Media outlets love anniversaries, and so the April 19, 1965, publication date of Gordon Moore’s first article about his “law” has drawn a predictable swarm of articles. In fact, IEEE Spectrum (which published the second article about Moore’s Law), has this month single-handedly published nine on its own. The cover page, with links, to the special report, is here, but should you want to dive in, you could do worse than to start with a Q&A with Carver Mead (yes, the Carver Mead who rewrote the laws of General Relativity for us in February), wherein he explains, among other things, in what sense it’s a law.
Speaking of laws, an interesting article recently noted that “Uber, the world’s largest taxi company, owns no vehicles. Facebook, the world’s most popular media owner, creates no content. Alibaba, the most valuable retailer, has no inventory. And Airbnb, the world’s largest accommodation provider, owns no real estate. Something interesting is happening.” We suspect that Reed’s Law is somehow playing a role here.
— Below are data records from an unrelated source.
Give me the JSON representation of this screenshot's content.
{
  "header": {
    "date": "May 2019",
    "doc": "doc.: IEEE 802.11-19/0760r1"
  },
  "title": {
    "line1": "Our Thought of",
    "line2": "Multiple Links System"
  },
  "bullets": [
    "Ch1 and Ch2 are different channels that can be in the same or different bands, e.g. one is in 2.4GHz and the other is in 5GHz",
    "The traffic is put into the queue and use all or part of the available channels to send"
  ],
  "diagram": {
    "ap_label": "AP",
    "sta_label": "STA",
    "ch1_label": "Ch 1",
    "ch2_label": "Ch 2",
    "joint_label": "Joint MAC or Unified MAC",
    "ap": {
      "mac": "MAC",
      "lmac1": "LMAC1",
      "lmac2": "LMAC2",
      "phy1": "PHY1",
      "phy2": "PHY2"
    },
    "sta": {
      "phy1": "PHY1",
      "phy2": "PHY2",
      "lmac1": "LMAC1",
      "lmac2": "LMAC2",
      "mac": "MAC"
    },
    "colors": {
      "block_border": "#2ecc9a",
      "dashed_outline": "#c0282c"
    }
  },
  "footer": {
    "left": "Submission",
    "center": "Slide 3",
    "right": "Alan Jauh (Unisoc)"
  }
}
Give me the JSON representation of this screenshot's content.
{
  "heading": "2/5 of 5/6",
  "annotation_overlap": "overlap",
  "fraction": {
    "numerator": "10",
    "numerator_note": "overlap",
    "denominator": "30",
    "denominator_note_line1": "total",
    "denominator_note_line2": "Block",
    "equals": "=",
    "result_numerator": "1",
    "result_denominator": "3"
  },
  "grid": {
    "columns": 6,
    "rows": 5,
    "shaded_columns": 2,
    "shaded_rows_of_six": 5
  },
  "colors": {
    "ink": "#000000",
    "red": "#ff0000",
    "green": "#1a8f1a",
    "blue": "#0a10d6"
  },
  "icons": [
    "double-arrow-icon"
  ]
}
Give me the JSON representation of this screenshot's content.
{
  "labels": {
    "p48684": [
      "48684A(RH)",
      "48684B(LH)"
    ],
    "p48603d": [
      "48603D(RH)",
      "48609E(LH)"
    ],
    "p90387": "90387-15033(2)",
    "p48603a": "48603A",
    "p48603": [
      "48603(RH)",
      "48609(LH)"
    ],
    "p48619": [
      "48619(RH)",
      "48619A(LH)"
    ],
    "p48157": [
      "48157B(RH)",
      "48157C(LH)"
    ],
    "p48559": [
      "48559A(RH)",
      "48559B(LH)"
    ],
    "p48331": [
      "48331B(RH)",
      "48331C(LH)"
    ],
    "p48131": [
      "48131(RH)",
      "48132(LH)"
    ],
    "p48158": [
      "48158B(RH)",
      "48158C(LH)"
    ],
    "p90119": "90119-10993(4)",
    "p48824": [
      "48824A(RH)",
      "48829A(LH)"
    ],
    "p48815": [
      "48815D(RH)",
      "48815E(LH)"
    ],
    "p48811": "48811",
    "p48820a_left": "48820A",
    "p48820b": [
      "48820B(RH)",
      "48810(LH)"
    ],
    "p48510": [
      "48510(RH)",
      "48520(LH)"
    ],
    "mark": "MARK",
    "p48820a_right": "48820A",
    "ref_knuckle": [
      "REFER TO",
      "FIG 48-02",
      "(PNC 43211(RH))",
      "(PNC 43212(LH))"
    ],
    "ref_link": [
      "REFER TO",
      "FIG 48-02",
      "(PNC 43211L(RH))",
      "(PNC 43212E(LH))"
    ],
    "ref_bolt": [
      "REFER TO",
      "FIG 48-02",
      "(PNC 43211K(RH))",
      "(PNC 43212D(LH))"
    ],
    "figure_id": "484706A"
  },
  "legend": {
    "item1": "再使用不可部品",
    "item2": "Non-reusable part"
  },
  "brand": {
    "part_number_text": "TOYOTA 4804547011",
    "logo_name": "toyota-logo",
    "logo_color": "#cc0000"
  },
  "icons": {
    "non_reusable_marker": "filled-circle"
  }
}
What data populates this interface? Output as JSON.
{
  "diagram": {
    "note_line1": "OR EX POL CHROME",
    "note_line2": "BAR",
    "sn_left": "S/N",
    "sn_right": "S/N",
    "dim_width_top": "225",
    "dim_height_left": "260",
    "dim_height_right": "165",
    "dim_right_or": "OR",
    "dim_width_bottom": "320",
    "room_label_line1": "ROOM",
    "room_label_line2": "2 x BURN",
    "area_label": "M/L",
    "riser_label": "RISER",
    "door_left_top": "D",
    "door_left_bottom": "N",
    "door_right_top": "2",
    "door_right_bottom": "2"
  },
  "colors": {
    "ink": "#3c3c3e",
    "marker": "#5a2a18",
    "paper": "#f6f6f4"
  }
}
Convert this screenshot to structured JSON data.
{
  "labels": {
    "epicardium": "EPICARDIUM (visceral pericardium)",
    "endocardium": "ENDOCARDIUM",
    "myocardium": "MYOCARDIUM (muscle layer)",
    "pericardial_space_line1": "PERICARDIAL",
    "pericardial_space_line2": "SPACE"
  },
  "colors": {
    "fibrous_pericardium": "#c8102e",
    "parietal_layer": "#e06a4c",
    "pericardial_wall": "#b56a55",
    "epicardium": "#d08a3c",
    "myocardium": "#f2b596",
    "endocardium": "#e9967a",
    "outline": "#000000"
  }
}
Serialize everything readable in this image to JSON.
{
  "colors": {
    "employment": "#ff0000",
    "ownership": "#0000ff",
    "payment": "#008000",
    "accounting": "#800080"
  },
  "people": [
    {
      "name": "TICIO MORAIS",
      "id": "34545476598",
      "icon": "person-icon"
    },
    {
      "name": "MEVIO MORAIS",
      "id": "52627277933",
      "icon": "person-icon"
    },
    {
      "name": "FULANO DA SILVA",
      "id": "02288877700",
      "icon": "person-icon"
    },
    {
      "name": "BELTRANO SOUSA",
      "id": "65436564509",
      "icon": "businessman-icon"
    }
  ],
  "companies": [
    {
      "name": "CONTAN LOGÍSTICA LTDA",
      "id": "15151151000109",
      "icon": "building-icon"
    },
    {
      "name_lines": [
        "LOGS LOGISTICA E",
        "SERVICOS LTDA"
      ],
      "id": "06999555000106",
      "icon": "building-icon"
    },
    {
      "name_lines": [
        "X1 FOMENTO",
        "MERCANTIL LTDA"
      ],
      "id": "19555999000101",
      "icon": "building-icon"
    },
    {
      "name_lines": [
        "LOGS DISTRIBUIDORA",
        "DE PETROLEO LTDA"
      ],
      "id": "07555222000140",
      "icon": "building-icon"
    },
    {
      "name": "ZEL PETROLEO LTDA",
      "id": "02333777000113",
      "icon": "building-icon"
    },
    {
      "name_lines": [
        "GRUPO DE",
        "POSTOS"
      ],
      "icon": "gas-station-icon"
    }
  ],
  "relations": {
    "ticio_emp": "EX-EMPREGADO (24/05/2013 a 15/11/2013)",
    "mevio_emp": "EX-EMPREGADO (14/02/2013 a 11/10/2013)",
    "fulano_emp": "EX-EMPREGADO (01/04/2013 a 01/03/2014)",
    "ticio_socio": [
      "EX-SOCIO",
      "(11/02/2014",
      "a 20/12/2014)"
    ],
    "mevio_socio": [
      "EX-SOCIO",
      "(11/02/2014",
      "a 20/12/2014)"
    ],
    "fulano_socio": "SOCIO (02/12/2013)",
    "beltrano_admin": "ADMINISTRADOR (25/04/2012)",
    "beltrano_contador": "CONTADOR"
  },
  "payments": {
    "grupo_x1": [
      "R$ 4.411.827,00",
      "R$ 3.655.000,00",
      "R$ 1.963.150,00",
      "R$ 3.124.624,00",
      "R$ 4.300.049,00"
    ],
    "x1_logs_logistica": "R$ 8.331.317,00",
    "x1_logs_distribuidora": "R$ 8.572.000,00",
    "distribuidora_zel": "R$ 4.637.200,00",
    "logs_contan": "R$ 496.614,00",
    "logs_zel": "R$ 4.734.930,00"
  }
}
And yet another anniversary, and another important tube: YouTube turns ten. Four years before its inception Bob Metcalfe (Dublin, Jul 2001), predicted video would dominate Internet traffic, which came to pass in 2011, mainly because of YouTube and Netflix. More recently Craig Labovitz and Adrian Cockcroft (Los Angeles, Feb 2013) explained the essential roles of content delivery services such as Akamai (Tom Leighton, Philadelphia, Apr 2006) and cloud services such as Amazon's (Charlie Bell, Santa Monica, Dec 2007; Adam Selipsky, San Francisco, Feb 2010). In one of Vanguard's earliest meetings (Boston, Apr 1992), Advisory Board Nicholas Negroponte predicted video as a large player on the Internet, although he envisioned a pay-per-view, video-on-demand model – anticipating the growing challenge to Netflix by Amazon and iTunes.
Also in the spirit of anniversaries, this week marked the 25th year for what seems to be the second-longest-running internet publication, Tidbits, an Apple-related newsletter begun in 1990.
After what we learned at our April 2014 conference devoted to Robotics, no one should be surprised that robots have recently figured out how to mow lawns, make a latte, and gotten arrested. More poignantly, there’s the poor robot that is sacrificing its life this week, trapped in the Fukushima nuclear reactor, to get us critical data.
Lizards, on the other hand, just seem to be inspiring. Among the gecko-inspired entrepreneurs who focus on the critters' setae (Sangbae Kim, Los Angeles, Feb 2011; Robert Full, Charlotte, Dec 2010), rather than matters of compliance (Duncan Irschick, San Diego, Feb 2015), this Kickstarter pair are offering up a selectively adhering iPhone case.
For those of us who thoroughly enjoyed reading Andrew Blum's Tubes: A Journey to the Center of the Internet, the library selection for the Net Futures conference (Los Angeles, Feb 2013), which featured a lovely peek back through history at Len Kleinrock's original node of the ARPANET, the new book by Nicole Starosielski, The Undersea Network, might be of interest. Get a preview at http://www.pri.org/stories/2015-04-20/what-links-global-internet-wires-inside-tubes-no-bigger-garden-hose
In the past we have brought you previews of wholly new programming constructs (Emina Torlak, Washington, D.C., Sep/Oct 2014; Alan Kay, Washington, D.C., Oct 2011) and of machine-learning vision systems (Yan LeCun, Pittsburgh, Dec 2013; Michael Miller, Atlanta, Feb 2008; Steven Seitz, Barcelona, Jul 2007). Here is an MIT press release that brings these two topics together: http://newsoffice.mit.edu/2015/better-probabilistic-programming-0413
Perhaps you were an early adopter and purchased a MakerBot (in kit form!) when Bre Pettis first introduced TTI/Vanguard to his affordable, open-source 3-D printer in Salt Lake City, Dec 2009. If you did, you’ve been envying those who waited and now have printers that support multiple materials simultaneously. The Palette, by Mosaic Manufacturing, is poised to set you back on track. It lets your old machine switch among several input strands by serving as an interface between your computer and 3-D printer. 3-D printing will obviously be a big topic at our Making Stuff meeting—just two weeks away now!
If you’re not confused you don’t understand things very well.